Segundo o consultor financeiro e diretor executivo da Planope Consultoria , Daverson Furlan, o desequilíbrio nas contas do governo, refletido na Selic e nos juros reais, desestimula o investimento produtivo e eleva o custo dos empréstimos e os financiamentos encarecem os produtos, diminuindo a competitividade e lucratividade de praticamente todos os empreendimentos no País.
“O aumento da taxa Selic e sua manutenção em patamar extremamente elevado (13,75% em novembro), implica num juro real, descontada a inflação medida pelo IPCA de 6,47% nos últimos 12 meses, de aproximadamente 6,8%. Esses altos juros reais encarecem o crédito ao consumidor, desaquecendo diversos setores da economia, culminando em receitas menores para as empresas”, explica Furlan.
Mas esse endividamento não deve ser necessariamente considerado algo negativo.“Financiar bens produtivos é saudável porque geralmente é feito com taxas de juros mais baixas, pois o bem adquirido geralmente é garantia, diminuindo o risco e sua amortização está atrelada a geração de caixa pelas operações”, aponta o consultor.

Segundo o especialista, o endividamento mais sensível é aquele representado pelos empréstimos para as empresas pagarem suas contas: com taxas de juros maiores, pouca ou nenhuma carência e prazos de amortização bastante curtos.

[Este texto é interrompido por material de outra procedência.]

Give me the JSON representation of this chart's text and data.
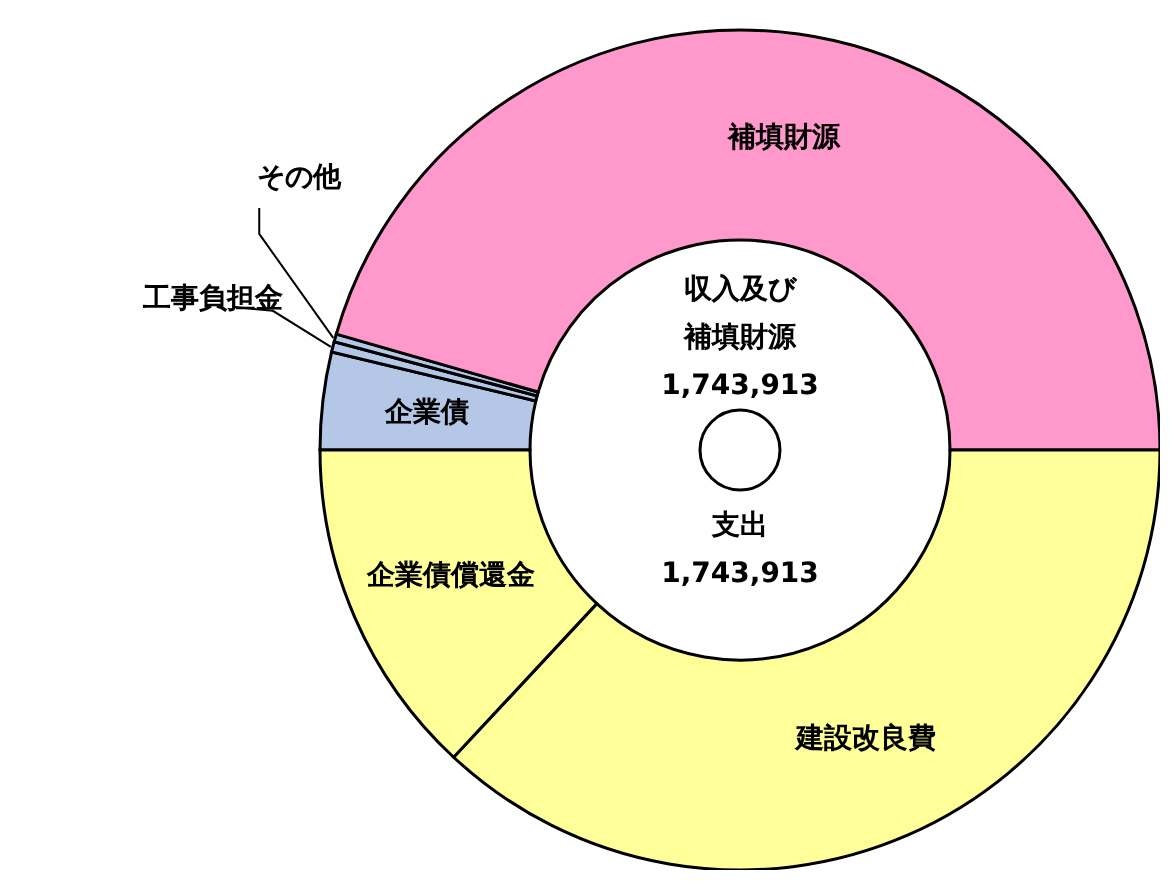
{
  "chart_data": {
    "type": "donut",
    "categories": [
      "企業債",
      "工事負担金",
      "その他",
      "補填財源",
      "建設改良費",
      "企業債償還金"
    ],
    "values": [
      3.75,
      0.4,
      0.3,
      45.55,
      36.94,
      13.06
    ],
    "colors": [
      "#b4c7e7",
      "#b4c7e7",
      "#b4c7e7",
      "#ff99cc",
      "#ffff99",
      "#ffff99"
    ],
    "annotations": [
      "収入及び補填財源",
      "1,743,913",
      "支出",
      "1,743,913"
    ]
  }
}
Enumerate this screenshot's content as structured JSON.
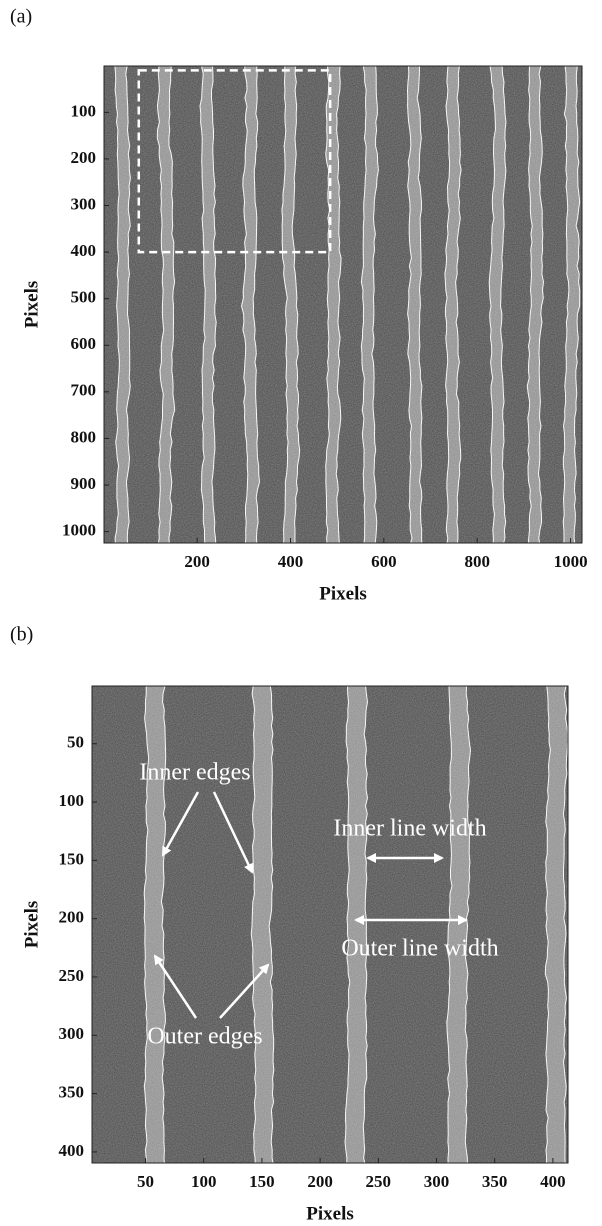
{
  "chart_data": [
    {
      "type": "image",
      "panel_label": "(a)",
      "xlabel": "Pixels",
      "ylabel": "Pixels",
      "xlim": [
        0.5,
        1024.5
      ],
      "ylim": [
        0.5,
        1024.5
      ],
      "y_inverted": true,
      "xticks": [
        200,
        400,
        600,
        800,
        1000
      ],
      "yticks": [
        100,
        200,
        300,
        400,
        500,
        600,
        700,
        800,
        900,
        1000
      ],
      "zoom_box": {
        "x": [
          75,
          485
        ],
        "y": [
          10,
          400
        ]
      }
    },
    {
      "type": "image",
      "panel_label": "(b)",
      "xlabel": "Pixels",
      "ylabel": "Pixels",
      "xlim": [
        4,
        413
      ],
      "ylim": [
        0.5,
        409.5
      ],
      "y_inverted": true,
      "xticks": [
        50,
        100,
        150,
        200,
        250,
        300,
        350,
        400
      ],
      "yticks": [
        50,
        100,
        150,
        200,
        250,
        300,
        350,
        400
      ],
      "annotations": [
        "Inner edges",
        "Outer edges",
        "Inner line width",
        "Outer line width"
      ]
    }
  ]
}
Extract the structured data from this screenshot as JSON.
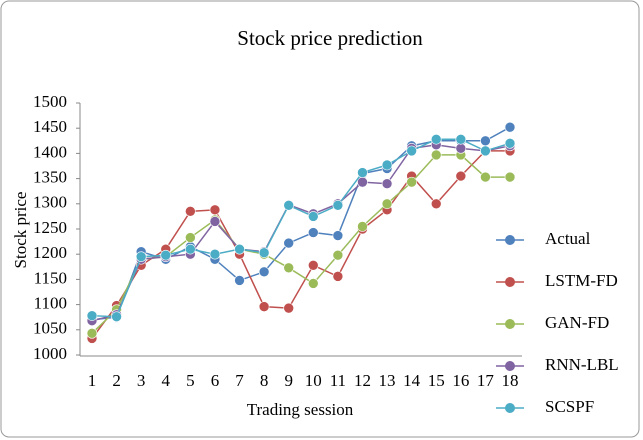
{
  "chart_data": {
    "type": "line",
    "title": "Stock price prediction",
    "x_label": "Trading session",
    "y_label": "Stock price",
    "categories": [
      "1",
      "2",
      "3",
      "4",
      "5",
      "6",
      "7",
      "8",
      "9",
      "10",
      "11",
      "12",
      "13",
      "14",
      "15",
      "16",
      "17",
      "18"
    ],
    "ylim": [
      1000,
      1500
    ],
    "yticks": [
      1000,
      1050,
      1100,
      1150,
      1200,
      1250,
      1300,
      1350,
      1400,
      1450,
      1500
    ],
    "grid": false,
    "legend": "right",
    "series": [
      {
        "name": "Actual",
        "color": "#4f81bd",
        "values": [
          1070,
          1075,
          1205,
          1190,
          1215,
          1190,
          1148,
          1165,
          1222,
          1243,
          1237,
          1360,
          1370,
          1415,
          1425,
          1425,
          1425,
          1452
        ]
      },
      {
        "name": "LSTM-FD",
        "color": "#c0504d",
        "values": [
          1033,
          1098,
          1178,
          1210,
          1285,
          1288,
          1200,
          1096,
          1093,
          1178,
          1156,
          1250,
          1288,
          1355,
          1300,
          1355,
          1405,
          1405
        ]
      },
      {
        "name": "GAN-FD",
        "color": "#9bbb59",
        "values": [
          1043,
          1090,
          1190,
          1195,
          1233,
          1268,
          1210,
          1200,
          1173,
          1142,
          1198,
          1255,
          1300,
          1343,
          1397,
          1397,
          1353,
          1353
        ]
      },
      {
        "name": "RNN-LBL",
        "color": "#8064a2",
        "values": [
          1068,
          1080,
          1190,
          1195,
          1200,
          1265,
          1210,
          1205,
          1298,
          1280,
          1300,
          1343,
          1340,
          1410,
          1417,
          1410,
          1405,
          1415
        ]
      },
      {
        "name": "SCSPF",
        "color": "#4bacc6",
        "values": [
          1078,
          1076,
          1195,
          1198,
          1210,
          1200,
          1210,
          1203,
          1297,
          1275,
          1297,
          1362,
          1377,
          1405,
          1428,
          1428,
          1405,
          1420
        ]
      }
    ]
  }
}
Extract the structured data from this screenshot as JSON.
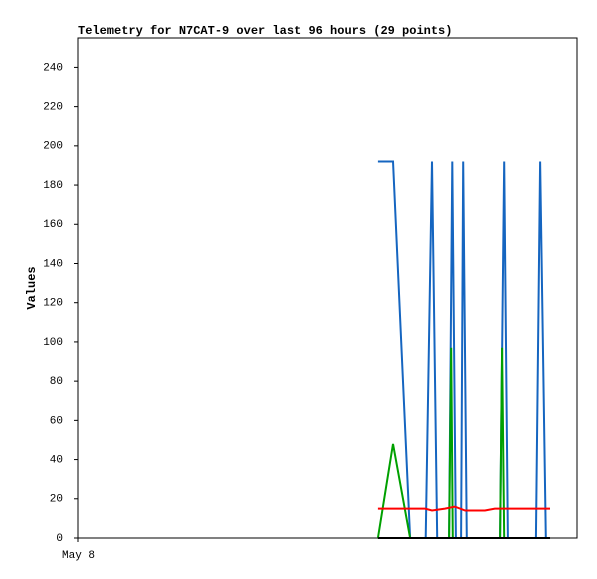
{
  "chart_data": {
    "type": "line",
    "title": "Telemetry for N7CAT-9 over last 96 hours (29 points)",
    "ylabel": "Values",
    "xlim": [
      0,
      96
    ],
    "xticks": [
      {
        "value": 0,
        "label": "May 8"
      }
    ],
    "ylim": [
      0,
      255
    ],
    "yticks": [
      0,
      20,
      40,
      60,
      80,
      100,
      120,
      140,
      160,
      180,
      200,
      220,
      240
    ],
    "grid": false,
    "series": [
      {
        "color": "#1565c0",
        "x": [
          57.7,
          60.6,
          63.9,
          66.9,
          68.1,
          69.1,
          71.4,
          72.0,
          72.7,
          73.7,
          74.1,
          74.8,
          81.2,
          82.0,
          82.7,
          88.1,
          88.9,
          90.0,
          90.8
        ],
        "values": [
          192,
          192,
          0,
          0,
          192,
          0,
          0,
          192,
          0,
          0,
          192,
          0,
          0,
          192,
          0,
          0,
          192,
          0,
          0
        ]
      },
      {
        "color": "#00a000",
        "x": [
          57.7,
          60.6,
          63.9,
          71.4,
          71.8,
          72.1,
          81.2,
          81.6,
          82.0,
          90.8
        ],
        "values": [
          0,
          48,
          0,
          0,
          97,
          0,
          0,
          97,
          0,
          0
        ]
      },
      {
        "color": "#ff0000",
        "x": [
          57.7,
          66.8,
          68.1,
          70.6,
          72.5,
          74.5,
          78.3,
          80.2,
          90.8
        ],
        "values": [
          15,
          15,
          14,
          15,
          16,
          14,
          14,
          15,
          15
        ]
      },
      {
        "color": "#000000",
        "x": [
          57.7,
          90.8
        ],
        "values": [
          0,
          0
        ]
      }
    ]
  }
}
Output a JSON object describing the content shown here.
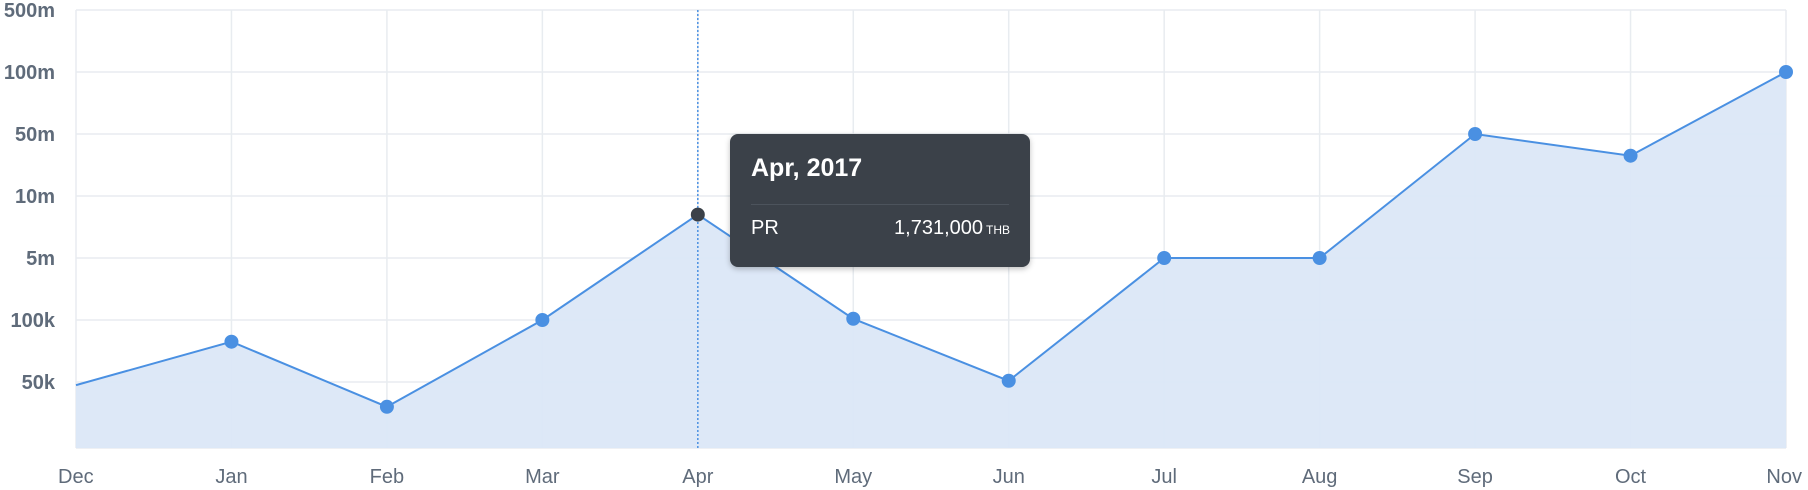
{
  "colors": {
    "line": "#4a90e2",
    "area": "#dbe7f7",
    "grid": "#e8ecf0",
    "axis_text": "#5f6b7a",
    "highlight_point": "#3b4149",
    "tooltip_bg": "#3b4149"
  },
  "tooltip": {
    "title": "Apr, 2017",
    "series": "PR",
    "value": "1,731,000",
    "unit": "THB"
  },
  "chart_data": {
    "type": "area",
    "categories": [
      "Dec",
      "Jan",
      "Feb",
      "Mar",
      "Apr",
      "May",
      "Jun",
      "Jul",
      "Aug",
      "Sep",
      "Oct",
      "Nov"
    ],
    "y_ticks": [
      "500m",
      "100m",
      "50m",
      "10m",
      "5m",
      "100k",
      "50k"
    ],
    "y_tick_levels": [
      7,
      6,
      5,
      4,
      3,
      2,
      1
    ],
    "series": [
      {
        "name": "PR",
        "levels": [
          0.95,
          1.65,
          0.6,
          2.0,
          3.7,
          2.02,
          1.02,
          3.0,
          3.0,
          5.0,
          4.65,
          6.0
        ]
      }
    ],
    "highlighted_index": 4,
    "y_level_range": [
      0,
      7
    ],
    "grid": true,
    "legend": "none"
  }
}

Outra contra indicação de endividamento empresarial é quando as operações são de curtíssimo prazo, elevando o custo financeiro, afetando a margem da operação e impactando o caixa.
Quando um negócio começa a estagnar por conta das dívidas, então é a hora de fazer uma análise do que se deve e reavaliar as prioridades.
Conforme Furlan, em geral, as causas do endividamento de baixa qualidade são:
♦ Quedas nas vendas;
♦ Inadimplência dos clientes;
♦ Baixa ou nula geração de caixa, causada por precificação incorreta;
♦ Investimentos equivocados, por erros de planejamento.